Steve Bannon, a longtime strategist with deep ties to conservative economic thinking, put forward a provocative suggestion during a recent podcast appearance. He argued for Scott Bessent, the current Treasury Secretary, to temporarily oversee both the Treasury Department and the Federal Reserve. This comes at a time when the administration seeks major shifts in monetary policy.
“I am a big believer that on an interim basis, that Scott Bessent should be both the head of the Federal Reserve and the secretary of Treasury, and maybe get through the midterm elections, step down at Treasury and take over the Federal Reserve,” Bannon said in the interview with Sean Spicer, set to air on YouTube.

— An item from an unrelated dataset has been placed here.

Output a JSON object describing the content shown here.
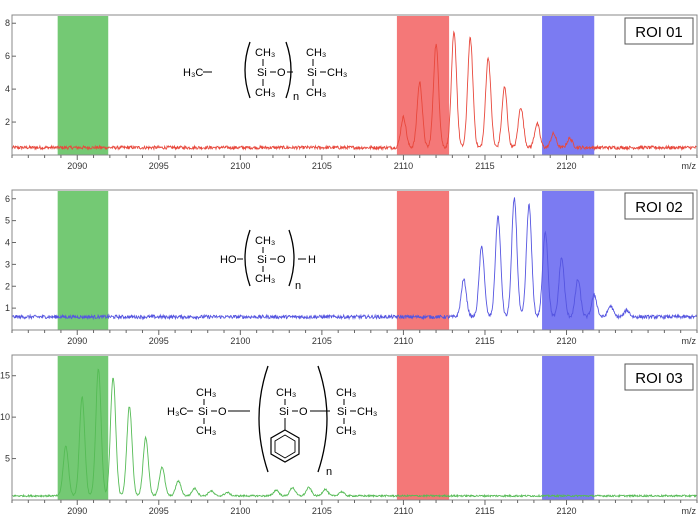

Bannon’s proposal arrives amid ongoing frustration with the Fed’s handling of interest rates. President Trump has repeatedly voiced concerns over the central bank’s reluctance to cut rates more decisively, a stance that aligns with broader calls for policies favoring economic expansion. By placing Bessent in charge of both institutions, even briefly, the move could foster tighter coordination between fiscal and monetary strategies, potentially accelerating efforts to curb inflation while boosting growth.
Bessent himself has advocated for Fed reforms, writing in a Wall Street Journal opinion piece that “The Fed must change course. Its standard tool kit has become too complex to manage, with uncertain theoretical underpinnings.”
This critique points to the need for simplifying the Fed’s operations, including shrinking its $6 trillion balance sheet of Treasurys and mortgage-backed securities without market upheaval.
Bessent’s credentials make him a fitting candidate for such a role. A veteran hedge fund manager, he gained prominence in 1992 by contributing to George Soros’ fund’s billion-dollar profit from betting against the British pound. Later, he founded his own firm, Key Square Group, and served as an economic advisor and major donor to Trump’s 2024 campaign.
As Treasury Secretary since early 2025, Bessent has emphasized pro-growth measures and efficient regulation. In a speech to the Economic Club, he noted the importance of a “strong, yet efficient regulatory framework” to mitigate financial risks. He has also warned against economic disruptions, describing scenarios like a “sudden stop” as “cataclysmic” and equivalent to “the largest tax hike in history.”
Historically, the idea of overlapping leadership between Treasury and the Fed isn’t entirely without foundation. Before the Banking Act of 1935, the Treasury Secretary served as an ex-officio member of the Fed’s Board of Governors. More recently, Janet Yellen held both positions, though separated by several years. Bannon’s interim approach could bridge that gap, allowing Bessent to guide the Fed through a transitional period while maintaining stability at Treasury until after the midterms.
Currently, Bessent leads the search for Jerome Powell’s successor, whose term ends in May 2026. He has met with potential candidates like former Fed governors Kevin Warsh and Lawrence Lindsey, as well as ex-St. Louis Fed President James Bullard. The process involves reviewing a list of 11 economists, aiming to add fresh names to those already floated by Trump, such as National Economic Council Director Kevin Hassett and Fed Governor Christopher Waller. Bessent had been considered for the Fed chair role himself but expressed satisfaction with his Treasury position.
The White House, however, has distanced itself from Bannon’s idea. A spokesman stated, “Such an arrangement is not being and has never been considered by the White House.”
Despite this, the suggestion taps into ongoing debates about the Fed’s independence and its alignment with administration priorities. With markets anticipating a rate cut soon, Bessent’s dual oversight might offer a path to more responsive economic management, reflecting calls for a Fed focused strictly on core mandates like low unemployment and stable prices.
As discussions evolve, Bessent’s track record of navigating complex markets and advocating restrained central banking positions him as a central figure in reshaping U.S. economic policy.